Earendil · July 4, 2023, 4:45pm

Hi,
I want to find

word–word
word –word
word– word

but not

word – word

Presently I am using
([a-z]{1,}|[\u00F0-\u02AF]{1,})–([a-z]{1,}|[\u00F0-\u02AF]{1,})

which may be simplified in some way.

I replace the result with:

$1 ⁠–⁠ $2
In order to have 4.

Now, would there be a way to create one regex that covers also 2. and 3. (but not 4.) and also allows replacements in order to obtain 4.?

ajlittoz · July 4, 2023, 4:53pm

([a-z\u00F0-\u02AF]+)\s?–\s?([a-z\u00F0-\u02AF]+)

It also matches on 4 but it replaces with itself, so it does not matter, except for a negligible loss of performance.

mikekaganski · July 4, 2023, 5:04pm

Another option:

(?:(?<=\w)–\s*)|(\s*–(?=\w))

Earendil · July 5, 2023, 10:18am

Thanks, @ajlittoz I needed to avoid 4. to be able to concentrate on the expressions that need work.
And thank you @mikekaganski I actually needed to capture words in a specific order in order to replace only the part I need.

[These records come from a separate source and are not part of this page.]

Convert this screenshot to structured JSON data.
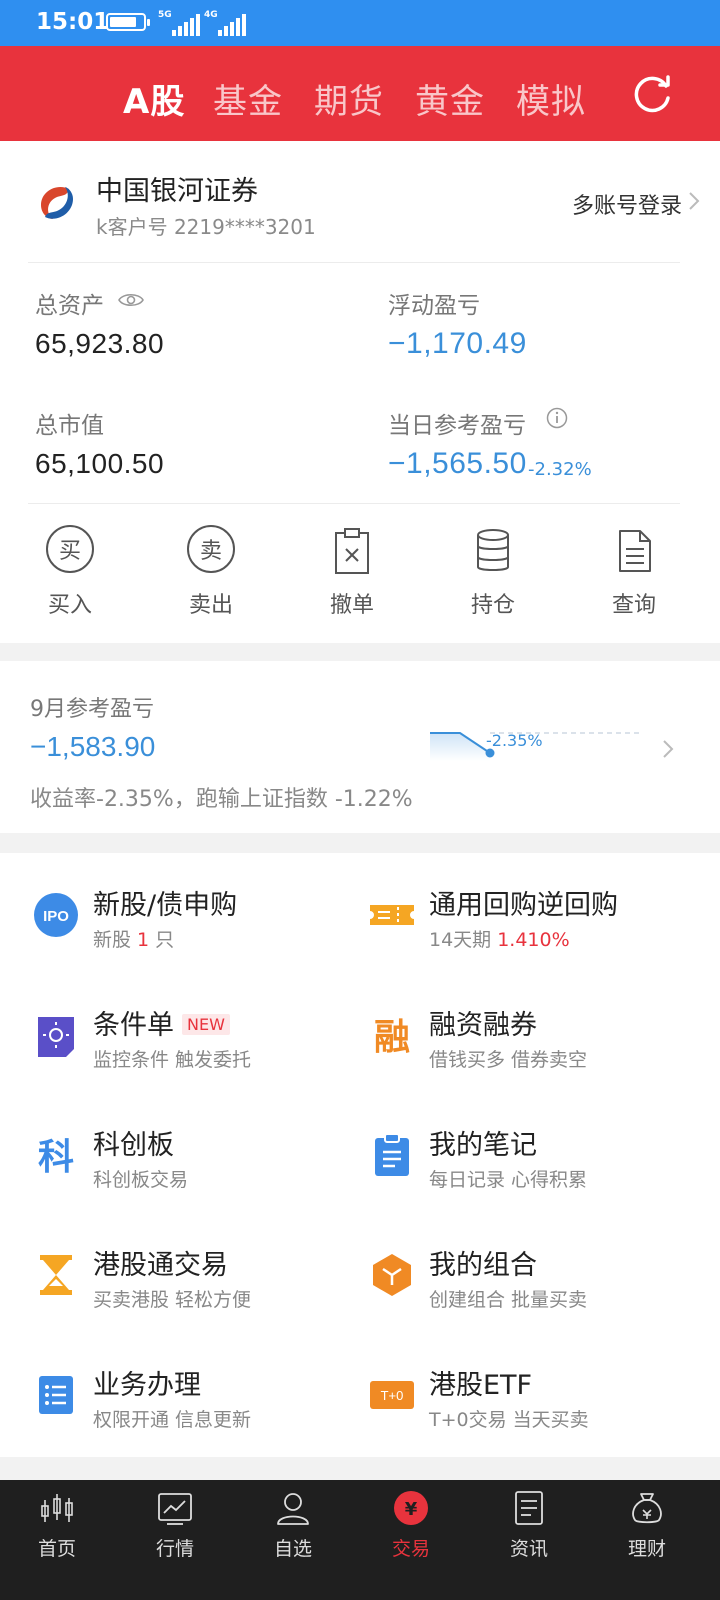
{
  "status_bar": {
    "time": "15:01",
    "network_1": "5G",
    "network_2": "4G",
    "battery_level": 0.8
  },
  "top_nav": {
    "tabs": [
      {
        "label": "A股",
        "active": true
      },
      {
        "label": "基金",
        "active": false
      },
      {
        "label": "期货",
        "active": false
      },
      {
        "label": "黄金",
        "active": false
      },
      {
        "label": "模拟",
        "active": false
      }
    ],
    "refresh_icon": "refresh-icon"
  },
  "account": {
    "broker_name": "中国银河证券",
    "account_id": "k客户号 2219****3201",
    "multi_login": "多账号登录",
    "total_assets_label": "总资产",
    "total_assets_value": "65,923.80",
    "floating_pl_label": "浮动盈亏",
    "floating_pl_value": "−1,170.49",
    "market_value_label": "总市值",
    "market_value_value": "65,100.50",
    "daily_pl_label": "当日参考盈亏",
    "daily_pl_value": "−1,565.50",
    "daily_pl_pct": "-2.32%"
  },
  "actions": [
    {
      "label": "买入",
      "glyph": "买"
    },
    {
      "label": "卖出",
      "glyph": "卖"
    },
    {
      "label": "撤单"
    },
    {
      "label": "持仓"
    },
    {
      "label": "查询"
    }
  ],
  "monthly": {
    "title": "9月参考盈亏",
    "value": "−1,583.90",
    "description": "收益率-2.35%，跑输上证指数 -1.22%",
    "spark_label": "-2.35%"
  },
  "services": [
    {
      "title": "新股/债申购",
      "sub_prefix": "新股 ",
      "sub_highlight": "1",
      "sub_suffix": " 只",
      "icon": "ipo-icon",
      "icon_text": "IPO"
    },
    {
      "title": "通用回购逆回购",
      "sub_prefix": "14天期 ",
      "sub_highlight": "1.410%",
      "sub_suffix": "",
      "icon": "ticket-icon"
    },
    {
      "title": "条件单",
      "badge": "NEW",
      "sub": "监控条件 触发委托",
      "icon": "condition-order-icon"
    },
    {
      "title": "融资融券",
      "sub": "借钱买多 借券卖空",
      "icon": "margin-icon",
      "icon_text": "融"
    },
    {
      "title": "科创板",
      "sub": "科创板交易",
      "icon": "star-market-icon",
      "icon_text": "科"
    },
    {
      "title": "我的笔记",
      "sub": "每日记录 心得积累",
      "icon": "notes-icon"
    },
    {
      "title": "港股通交易",
      "sub": "买卖港股 轻松方便",
      "icon": "hourglass-icon"
    },
    {
      "title": "我的组合",
      "sub": "创建组合 批量买卖",
      "icon": "portfolio-icon"
    },
    {
      "title": "业务办理",
      "sub": "权限开通 信息更新",
      "icon": "list-icon"
    },
    {
      "title": "港股ETF",
      "sub": "T+0交易 当天买卖",
      "icon": "t0-icon",
      "icon_text": "T+0"
    }
  ],
  "bottom_tabs": [
    {
      "label": "首页",
      "icon": "candlestick-icon",
      "active": false
    },
    {
      "label": "行情",
      "icon": "chart-icon",
      "active": false
    },
    {
      "label": "自选",
      "icon": "user-icon",
      "active": false
    },
    {
      "label": "交易",
      "icon": "yen-icon",
      "active": true,
      "icon_text": "¥"
    },
    {
      "label": "资讯",
      "icon": "document-icon",
      "active": false
    },
    {
      "label": "理财",
      "icon": "money-bag-icon",
      "active": false
    }
  ],
  "colors": {
    "status_bar": "#2f8ff0",
    "brand_red": "#e8333d",
    "negative_blue": "#3a8fd9",
    "bottom_bar": "#1f1f1f"
  }
}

mikekaganski · July 5, 2023, 10:58am

Hmm.

That was your original question. Was it misleading/incorrect? Because my pattern allowed to replace with " – "⁠ , without any backreferences, and have 4.

erAck · July 4, 2023, 5:06pm

Your definition of word characters as ([a-z]{1,}|[\u00F0-\u02AF]{1,}) is somewhat odd, I’d simply use \w+ instead, but… anyway, the dash part is just a three case alternative, so
\w+(?:–| –|– )\w+
(here with the (?:) non-capturing parentheses that have less overhead than () capturing parentheses) or, if you insist,
([a-z]{1,}|[\u00F0-\u02AF]{1,})(?:–| –|– )([a-z]{1,}|[\u00F0-\u02AF]{1,})

Edit: changed outer non-capturing parentheses to capturing due to replacement requirement.

Earendil · July 5, 2023, 10:26am

Hi @erAck working on your suggestion I came up with something I can use (I needed capturing word for the replacements):

(\w+)(–| –|– )(\w+)

Now this works as expected, but I need to solve a problem that I recently noticed.
Sometimes – are not followed or preceded by a word but by a comma or a full stop (or other typographical characters).

I still want to avoid finding 4. but want to include those cases. Would I have to include all possible characters within the brackets separated by | or is there some other way to do that?

mikekaganski · July 5, 2023, 10:49am

Use \S instead of \w. Or, if you specifically need to match (or exclude) the SPACE (U+0020) character, not any whitespace character, then [^ ].
More information in documentation.

Note that this is based on reading your “Sometimes – are not followed or preceded by a word but by a comma or a full stop (or other typographical characters)” as “I want to treat those typographical characters the same as words”; but it could be different. You need to explain your patterns better, and explain what you expect in all cases like “.–,”, “foo –.”, etc.

Earendil · July 5, 2023, 11:53am

Hi @mikekaganski I actually had tried your previous answer (?:(?<=\w)–\s*)|(\s*–(?=\w)) and had no results in my test file, but now I realize something was amiss (I probably had some formatting on in LO search and replace window) and it now works. Also, I took some time to understand it and I also looked at the documentation. So now I am using (?:(?<=\S)–\s*)|(\s*–(?=\S)) and I have no problems at all. Thanks a lot!